“Python tool for converting files and office documents to Markdown”
@Migueldeicaza it's a pity it isn't shipped as docker image, or didn't see that in the repo?
@madduci @Migueldeicaza The project seems to be a couple weeks old only and is open source. Do you wanna add a Dockerfile if you want to see it out there?
@djh @Migueldeicaza yes, I was thinking really about that from mobile phone is difficult ATM, but as a soon as I am again at pc
@djh @Migueldeicaza the PR is live on the repository.

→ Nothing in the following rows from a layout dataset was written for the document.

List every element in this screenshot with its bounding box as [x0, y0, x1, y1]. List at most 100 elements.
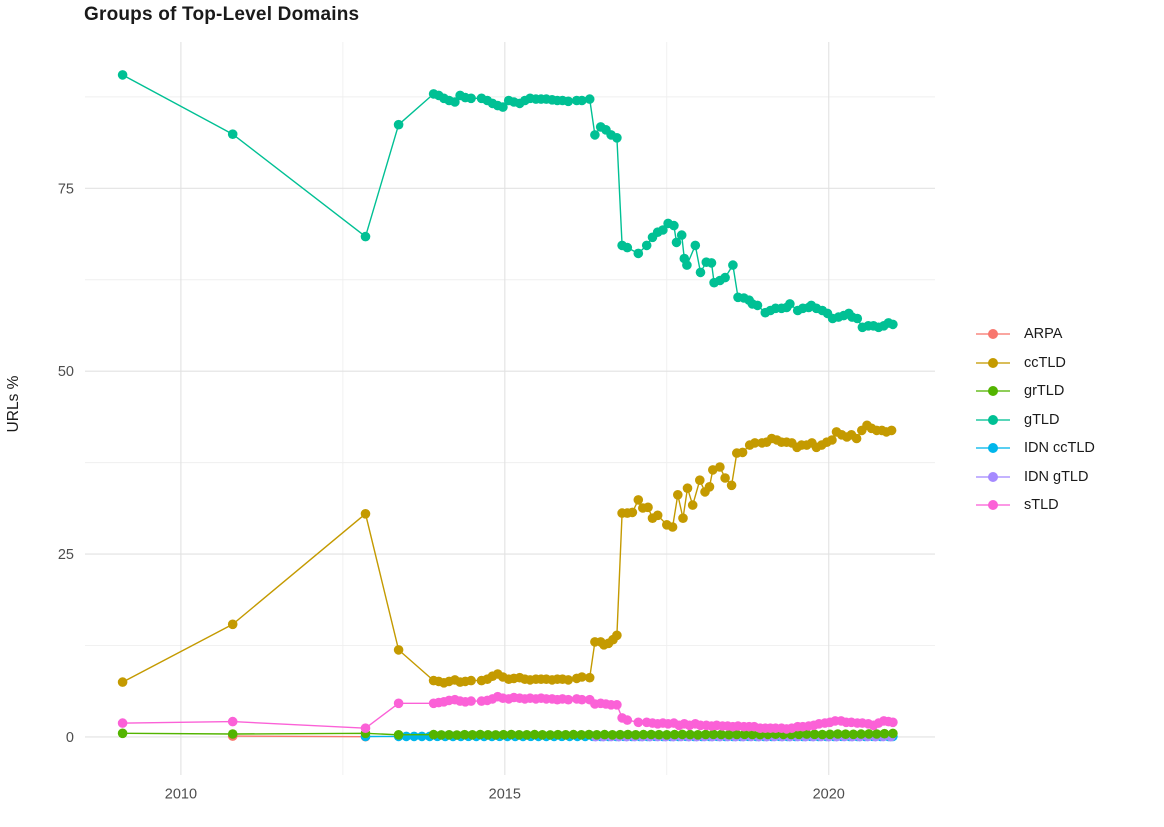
y-tick-label: 75 [58, 181, 74, 197]
data-point-stld [622, 715, 633, 725]
data-point-cctld [612, 630, 622, 641]
data-point-grtld [459, 729, 470, 740]
legend-item-stld: sTLD [976, 491, 1095, 520]
y-tick-label: 25 [58, 547, 74, 563]
data-point-grtld [444, 730, 454, 740]
legend-item-arpa: ARPA [976, 320, 1095, 349]
data-point-grtld [724, 729, 734, 740]
data-point-gtld [720, 272, 730, 283]
data-point-grtld [825, 729, 835, 740]
data-point-grtld [560, 730, 571, 740]
data-point-cctld [678, 513, 688, 523]
data-point-grtld [848, 729, 859, 740]
x-tick-label: 2015 [489, 787, 521, 803]
data-point-grtld [584, 729, 594, 740]
data-point-gtld [676, 230, 687, 240]
data-point-cctld [715, 462, 725, 472]
data-point-gtld [669, 220, 679, 231]
data-point-grtld [545, 730, 555, 740]
chart-title: Groups of Top-Level Domains [84, 4, 360, 25]
data-point-gtld [671, 237, 682, 248]
data-point-gtld [658, 225, 668, 235]
data-point-cctld [750, 438, 760, 448]
legend-item-gtld: gTLD [976, 406, 1095, 435]
legend-item-idn-cctld: IDN ccTLD [976, 434, 1095, 463]
data-point-cctld [633, 495, 644, 505]
data-point-grtld [693, 730, 703, 740]
data-point-grtld [833, 729, 843, 739]
data-point-gtld [612, 133, 622, 143]
data-point-grtld [393, 730, 404, 740]
data-point-grtld [623, 729, 633, 740]
data-point-gtld [682, 260, 692, 270]
data-point-grtld [607, 730, 618, 740]
data-point-cctld [687, 500, 698, 510]
data-point-gtld [695, 267, 706, 278]
data-point-cctld [577, 672, 587, 682]
data-point-grtld [708, 729, 719, 740]
data-point-grtld [840, 729, 851, 739]
data-point-stld [633, 717, 644, 728]
data-point-grtld [522, 730, 532, 740]
data-point-cctld [652, 510, 663, 521]
data-point-cctld [851, 433, 862, 444]
legend-label: grTLD [1024, 383, 1065, 400]
data-point-grtld [475, 729, 486, 740]
data-point-grtld [716, 729, 726, 740]
data-point-grtld [638, 729, 649, 740]
data-point-cctld [726, 480, 737, 491]
data-point-grtld [732, 729, 742, 740]
data-point-cctld [627, 507, 638, 518]
data-point-gtld [690, 240, 701, 251]
data-point-grtld [630, 730, 641, 740]
data-point-grtld [576, 730, 587, 740]
data-point-grtld [483, 730, 493, 740]
data-point-grtld [529, 729, 540, 740]
legend-key-dot [988, 500, 998, 511]
data-point-grtld [467, 730, 478, 740]
data-point-gtld [641, 240, 652, 251]
legend-label: gTLD [1024, 411, 1060, 428]
y-tick-label: 0 [66, 730, 74, 746]
data-point-gtld [706, 258, 717, 268]
data-point-cctld [643, 502, 653, 513]
data-point-cctld [720, 473, 730, 483]
data-point-grtld [227, 729, 238, 739]
data-point-grtld [700, 729, 711, 740]
data-point-grtld [685, 729, 695, 740]
data-point-grtld [514, 730, 524, 740]
data-point-grtld [654, 729, 664, 740]
data-point-gtld [563, 96, 574, 107]
data-point-gtld [852, 313, 863, 324]
data-point-gtld [785, 299, 795, 309]
data-point-stld [227, 716, 238, 727]
legend-key-dot [988, 386, 998, 397]
data-point-grtld [553, 729, 563, 740]
legend-key-icon [976, 467, 1010, 487]
data-point-stld [393, 698, 404, 709]
legend-key-icon [976, 438, 1010, 458]
legend-label: ccTLD [1024, 354, 1066, 371]
legend-key-dot [988, 471, 998, 482]
data-point-gtld [633, 248, 644, 259]
data-point-stld [888, 717, 898, 728]
data-point-gtld [117, 70, 128, 80]
legend-key-icon [976, 410, 1010, 430]
data-point-cctld [682, 483, 693, 494]
data-point-gtld [498, 102, 508, 112]
data-point-gtld [584, 94, 595, 104]
data-point-grtld [817, 729, 828, 740]
data-point-grtld [888, 728, 898, 739]
data-point-gtld [752, 300, 763, 311]
data-point-grtld [646, 729, 656, 740]
data-point-grtld [498, 729, 509, 740]
legend-key-icon [976, 381, 1010, 401]
data-point-grtld [568, 729, 579, 740]
legend-label: IDN ccTLD [1024, 440, 1095, 457]
data-point-grtld [864, 729, 874, 739]
data-point-grtld [662, 730, 672, 740]
data-point-stld [466, 696, 476, 706]
data-point-grtld [592, 730, 602, 740]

Locally tested, works like a charm
@Migueldeicaza funny, 10min ago i looked for something like that ;)
lets see if its better than pandoc.
@stereo @Migueldeicaza why would you want to replace pandoc?
@Migueldeicaza eww :/ so it's a https://pypi.org/project/mammoth/ wrapper with OpenAI plugged in basically?

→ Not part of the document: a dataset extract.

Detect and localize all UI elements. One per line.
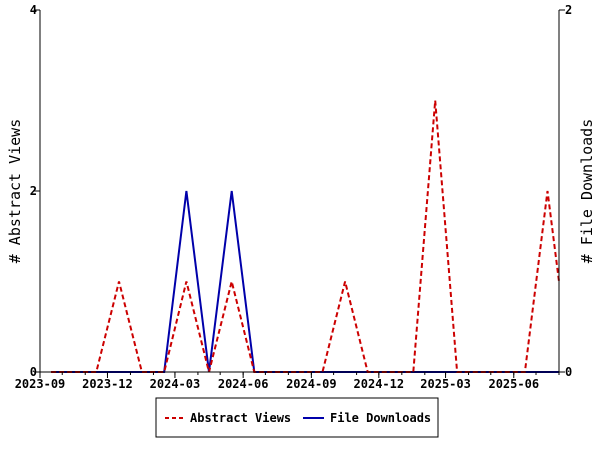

@nina_kali_nina @Migueldeicaza not at all, it’s a wrapper around several libraries, some of which are just open source Office format parsers. unless I missed something when I read the code last week...
I think they do some kind of image interpretation, and
speech to text.
@nina_kali_nina @Migueldeicaza The code is very accessible to read: https://github.com/microsoft/markitdown/blob/main/src/markitdown/_markitdown.py
@irskep @Migueldeicaza I left my message explicitly after reading the code for the function called DocxConverter. And there's a very similar XlsxConverter nearby. I understand that some people might just want to feed any file and get a markdown out of it, but if the intended goal is mostly Office documents, then it's a bit of a.... Disappointment
@nina_kali_nina @Migueldeicaza I should have been clearer, sorry. I meant I didn't see OpenAI "plugged in" anywhere. It's definitely not doing a lot compared to the libraries it wraps, but there is value in presenting a unified interface to many things. And yeah this value is largely to people shoving data into LLMs. But just as useful for search indexing.

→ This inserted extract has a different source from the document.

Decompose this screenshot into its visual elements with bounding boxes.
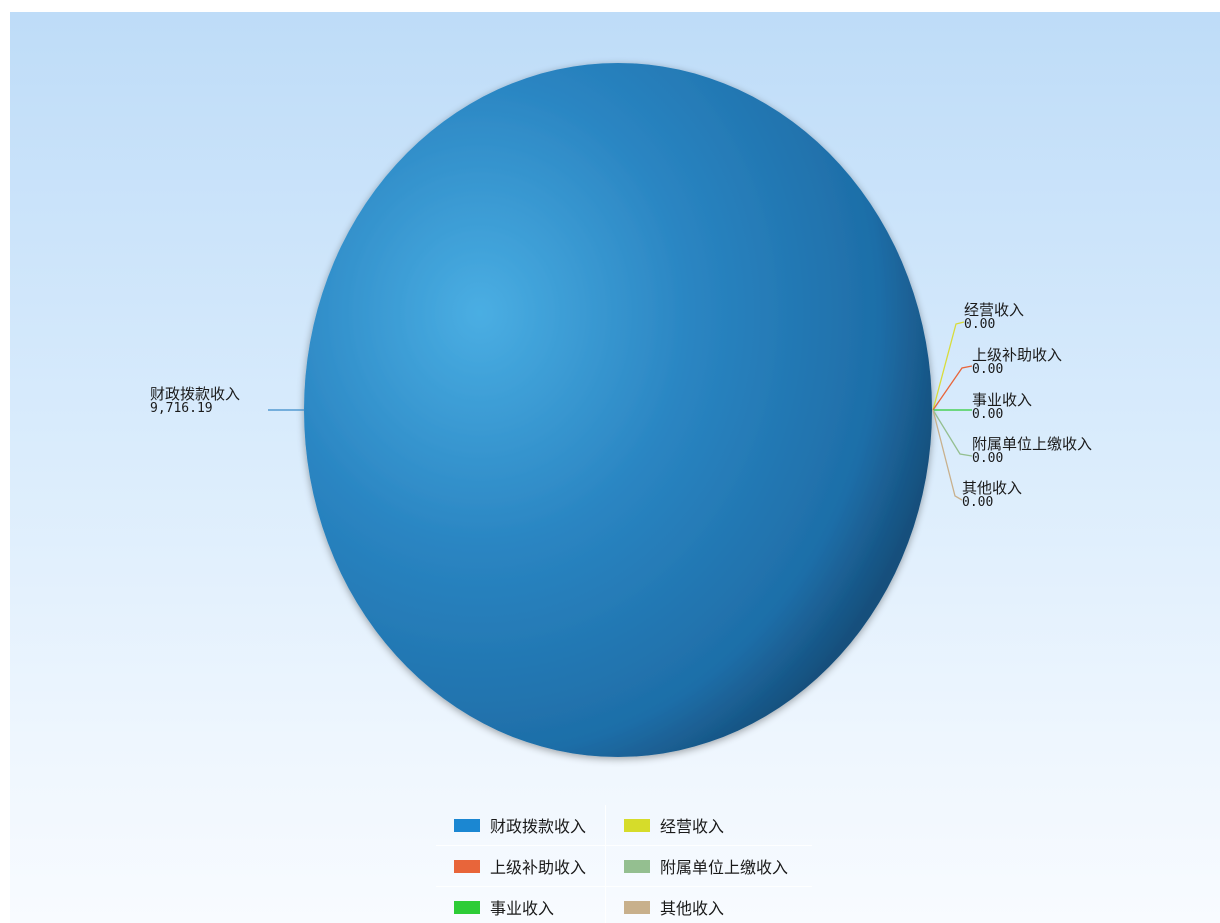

@irskep I'm referring specifically to the readme that asks the users to provide their OpenAI credentials to fully benefit from the tool :) But I do guess there is some value to such a library, it's just... I'm disappointed, as I was hoping to see a library that would handle MS formats natively, and instead it uses 3rd party providers for Microsoft formats.
@Migueldeicaza how is it better than pandoc?